Apple garant des libertés aux Etats-Unis. Un argument recevable qui s'inscrit dans la lignée du scandale Snowden et de l'émotion mondiale qu'il a suscitée. Mais qui cache aussi une préoccupation commerciale. Apple et Google rivalisent d'assurance sur la sécurité de leurs appareils. Fournir aux autorités la clé " de la porte de derrière " ruinerait leur crédibilité.
Dans le même temps, Apple prend des libertés avec le fisc américain. Si la société paie ses impôts aux Etats-Unis, elle refuse de rapatrier ses bénéfices plantureux réalisés à l'étranger. Résultat, l'entreprise de tous les records – ceux de profits et ceux de trésorerie – s'endette pour pouvoir rétribuer ses actionnaires. Elle a ainsi émis, mardi 16 février, une nouvelle tranche d'obligations de 12 milliards de dollars (10,7 milliards d'euros). C'est la cinquième émission de ce type depuis 2013.
Si 1,5 milliard de dollars seront consacrés à des investissements dans les énergies vertes, dans la foulée de la COP21, l'essentiel sera utilisé pour racheter des actions ou payer des dividendes. Au rythme où vont les choses, Apple sera bientôt à la fois l'entreprise la plus riche du monde et aussi la plus endettée (près de 60 milliards de dollars de dette) !

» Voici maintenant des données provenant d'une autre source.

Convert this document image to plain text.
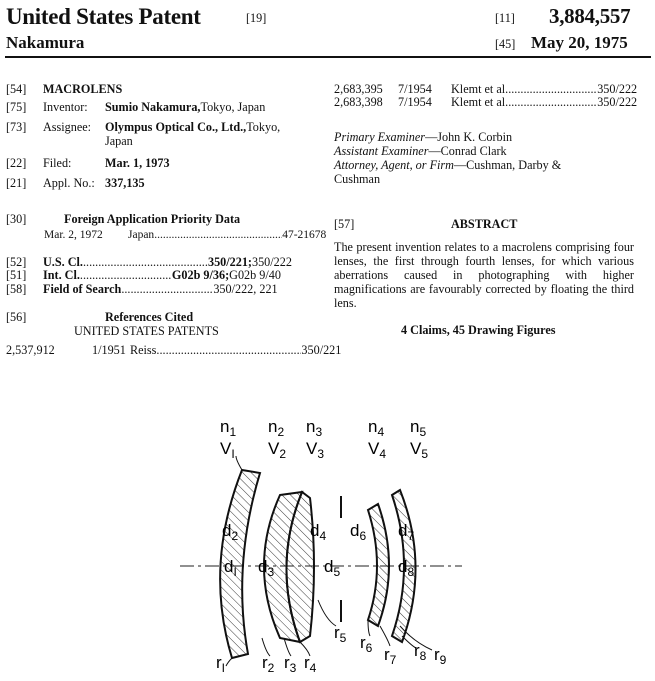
United States Patent	[19]
Nakamura
[11] 3,884,557
[45] May 20, 1975
[54]	MACROLENS
[75]	Inventor:	Sumio Nakamura, Tokyo, Japan
[73]	Assignee:	Olympus Optical Co., Ltd., Tokyo,
Japan
[22]	Filed:	Mar. 1, 1973
[21]	Appl. No.: 337,135
[30]	Foreign Application Priority Data
Mar. 2, 1972	Japan .....	47-21678
[52]	U.S. Cl. .....	350/221; 350/222
[51]	Int. Cl. .....	G02b 9/36; G02b 9/40
[58]	Field of Search .....	350/222, 221
[56]	References Cited
UNITED STATES PATENTS
2,537,912	1/1951 Reiss .....	350/221
2,683,395	7/1954	Klemt et al. .....	350/222
2,683,398	7/1954	Klemt et al. .....	350/222
Primary Examiner —John K. Corbin
Assistant Examiner —Conrad Clark
Attorney, Agent, or Firm —Cushman, Darby &
Cushman
[57]	ABSTRACT
The present invention relates to a macrolens comprising four lenses, the first through fourth lenses, for which various aberrations caused in photographing with higher magnifications are favourably corrected by floating the third lens.
4 Claims, 45 Drawing Figures
$n_1$
$V_I$
$n_2$
$V_2$
$n_3$
$V_3$
$n_4$
$V_4$
$n_5$
$V_5$
$d_2$
$d_I$ $d_3$
$d_4$
$d_5$
$d_6$ $d_7$
$d_8$
$r_I$ $r_2$ $r_3$ $r_4$
$r_5$ $r_6$ $r_7$ $r_8$ $r_9$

Inflexible sur la fiscalité
Si elle devait faire revenir un peu des quelque 180 milliards de dollars de trésorerie disponible à l'étranger, elle devrait s'acquitter d'un impôt sur les bénéfices de 32 %, déduction faite des 3 % de taxes payées à l'étranger grâce à d'astucieux montages fiscaux (le taux officiel américain est de 35 %). Mieux vaut donc emprunter à trente ans au taux de 3 %. Au risque de gonfler un peu plus une bulle obligataire déjà conséquente.
Tim Cook explique que les temps changent et que, tant que la loi américaine sur la taxation des bénéfices n'aura pas changé, il ne modifiera pas ses pratiques. Vertueuse sur l'environnement ou les libertés civiles, inflexible sur la fiscalité, Apple s'inscrit dans la grande tradition libertarienne des " barons voleurs " du XIXe siècle qui, de Carnegie à Rockefeller, ont combattu l'emprise de l'Etat sur leurs affaires. Une citoyenneté à la carte, symbole d'un capitalisme qui se cherche de nouvelles règles du jeu.